As your road trip continues eastward, you eventually wind up in the Basque Country to the left of France. Like Galicia, there are bright green hills and sparkling blue water—this time the Bay of Biscay. The Basque people also have their own regional language—Euskera—which is the oldest language in Europe and believed to be descended from the cave people. Around 33 percent of Basque people speak Euskera and it can be seen written on road signs, maps and various other objects. The Basque people pride themselves on their delectable cuisine. Bar hopping for pinxtos—the Basque version of tapas—is world famous in the city of San Sebastián. Squid, steak, olives, eggs, you-name-it can be found in this town with the second-most Michelin Star restaurants per square meter.

Drive through the Pyrenees mountains and you arrive in Catalunya—the land of castles. Once again, it's completely different from Galicia and the Basque Country. Barcelona is its crown jewel with Gaudi's whimsical architecture and France's art nouveau influences evident throughout the city. Glitzy yachts grace the Mediterranean harbor in the summer and people of every ethnic group crowd the streets.

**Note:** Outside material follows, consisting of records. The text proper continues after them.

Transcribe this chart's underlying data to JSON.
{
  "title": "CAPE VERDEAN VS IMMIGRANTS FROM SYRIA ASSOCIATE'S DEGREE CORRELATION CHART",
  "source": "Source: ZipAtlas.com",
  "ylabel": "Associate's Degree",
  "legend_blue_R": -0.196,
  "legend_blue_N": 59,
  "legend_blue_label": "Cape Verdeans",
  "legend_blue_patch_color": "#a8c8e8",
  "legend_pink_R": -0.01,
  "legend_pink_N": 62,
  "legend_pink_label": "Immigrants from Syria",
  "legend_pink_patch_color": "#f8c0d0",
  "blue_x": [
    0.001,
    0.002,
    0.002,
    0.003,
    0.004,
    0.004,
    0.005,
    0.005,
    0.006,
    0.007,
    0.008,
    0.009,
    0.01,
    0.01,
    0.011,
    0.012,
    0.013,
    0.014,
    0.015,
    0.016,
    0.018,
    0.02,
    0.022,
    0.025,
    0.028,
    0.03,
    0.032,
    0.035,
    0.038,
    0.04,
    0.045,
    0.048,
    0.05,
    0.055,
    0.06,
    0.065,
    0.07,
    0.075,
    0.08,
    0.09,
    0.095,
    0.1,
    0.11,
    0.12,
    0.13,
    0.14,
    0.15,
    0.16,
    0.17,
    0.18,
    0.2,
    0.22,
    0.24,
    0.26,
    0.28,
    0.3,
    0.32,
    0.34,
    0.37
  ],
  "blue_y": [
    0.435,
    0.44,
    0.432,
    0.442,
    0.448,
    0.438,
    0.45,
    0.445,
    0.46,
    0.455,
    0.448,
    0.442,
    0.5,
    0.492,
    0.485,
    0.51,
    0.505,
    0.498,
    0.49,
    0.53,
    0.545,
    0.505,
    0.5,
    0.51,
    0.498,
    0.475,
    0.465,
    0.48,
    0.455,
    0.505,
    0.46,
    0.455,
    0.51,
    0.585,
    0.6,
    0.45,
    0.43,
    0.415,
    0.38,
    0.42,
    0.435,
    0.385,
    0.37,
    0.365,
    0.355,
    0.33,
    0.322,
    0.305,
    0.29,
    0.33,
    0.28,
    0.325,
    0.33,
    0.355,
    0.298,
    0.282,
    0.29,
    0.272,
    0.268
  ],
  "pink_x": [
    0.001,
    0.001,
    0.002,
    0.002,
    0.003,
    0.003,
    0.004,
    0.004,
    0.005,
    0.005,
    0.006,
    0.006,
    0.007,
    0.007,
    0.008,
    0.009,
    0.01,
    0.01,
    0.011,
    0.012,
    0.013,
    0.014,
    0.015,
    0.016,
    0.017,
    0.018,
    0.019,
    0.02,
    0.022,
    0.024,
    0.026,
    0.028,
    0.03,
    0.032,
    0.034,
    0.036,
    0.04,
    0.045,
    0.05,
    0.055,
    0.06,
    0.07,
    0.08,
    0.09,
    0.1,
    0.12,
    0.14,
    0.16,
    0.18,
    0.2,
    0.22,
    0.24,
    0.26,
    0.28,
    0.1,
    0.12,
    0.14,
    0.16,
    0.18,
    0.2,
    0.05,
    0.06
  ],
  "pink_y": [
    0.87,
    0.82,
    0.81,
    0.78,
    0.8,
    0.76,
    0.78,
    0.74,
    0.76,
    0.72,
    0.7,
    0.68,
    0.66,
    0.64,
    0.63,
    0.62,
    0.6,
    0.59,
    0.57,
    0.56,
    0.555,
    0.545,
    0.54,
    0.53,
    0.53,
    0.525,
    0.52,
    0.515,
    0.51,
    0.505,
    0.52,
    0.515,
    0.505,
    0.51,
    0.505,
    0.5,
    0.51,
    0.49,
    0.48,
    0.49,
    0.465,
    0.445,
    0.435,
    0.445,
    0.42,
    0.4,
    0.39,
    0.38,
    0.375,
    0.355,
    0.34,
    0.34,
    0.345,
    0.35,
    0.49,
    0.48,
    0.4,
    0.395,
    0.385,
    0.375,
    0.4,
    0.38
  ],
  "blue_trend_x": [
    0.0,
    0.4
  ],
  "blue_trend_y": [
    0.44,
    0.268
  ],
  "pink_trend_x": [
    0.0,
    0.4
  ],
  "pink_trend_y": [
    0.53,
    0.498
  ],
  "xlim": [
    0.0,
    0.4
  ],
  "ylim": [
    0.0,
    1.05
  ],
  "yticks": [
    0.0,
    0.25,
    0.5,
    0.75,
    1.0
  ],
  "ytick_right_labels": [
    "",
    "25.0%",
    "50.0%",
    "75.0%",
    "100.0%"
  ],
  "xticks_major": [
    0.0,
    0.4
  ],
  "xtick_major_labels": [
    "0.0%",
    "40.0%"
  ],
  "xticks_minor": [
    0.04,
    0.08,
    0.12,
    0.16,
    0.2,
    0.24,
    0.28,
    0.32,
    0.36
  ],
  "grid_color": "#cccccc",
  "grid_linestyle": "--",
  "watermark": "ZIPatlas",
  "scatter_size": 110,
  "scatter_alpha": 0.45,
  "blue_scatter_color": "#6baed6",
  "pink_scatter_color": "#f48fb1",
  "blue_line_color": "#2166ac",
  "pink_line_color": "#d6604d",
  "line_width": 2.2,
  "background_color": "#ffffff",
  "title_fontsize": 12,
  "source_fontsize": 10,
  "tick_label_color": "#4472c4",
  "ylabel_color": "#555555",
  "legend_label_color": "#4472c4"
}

Catalonians chatter away in Catalan, the region-specific language. Spoken by some 9.5 million people, this unique Romance language is the pride and joy of Catalonians, especially because it was banned during General Franco's Fascist rule in the 20th century.

The more you travel around Spain, the more you realize how much more it has to offer beyond bullfights, flamenco and sangria. We wouldn't like it if all foreigners thought of the U.S. was New York City, New Jersey and Los Angeles—like The New Yorker once illustrated—because there is so much more to our country than just those cities. It's a dangerous concept to think of a nation as its stereotype—not only is it narrow-minded but it causes one to lose out on all the other wonderful experiences a place can offer. Perhaps that's why study abroad is so encouraged; it's harder to understand the complexity of a country when you only have a week to spend there. However, with four months in a foreign place, it's much easier to unravel the hidden gems of a culture.

Katherine Berko is a Trinity junior studying abroad in Madrid. Her column, "how in the world," runs on alternate Thursdays.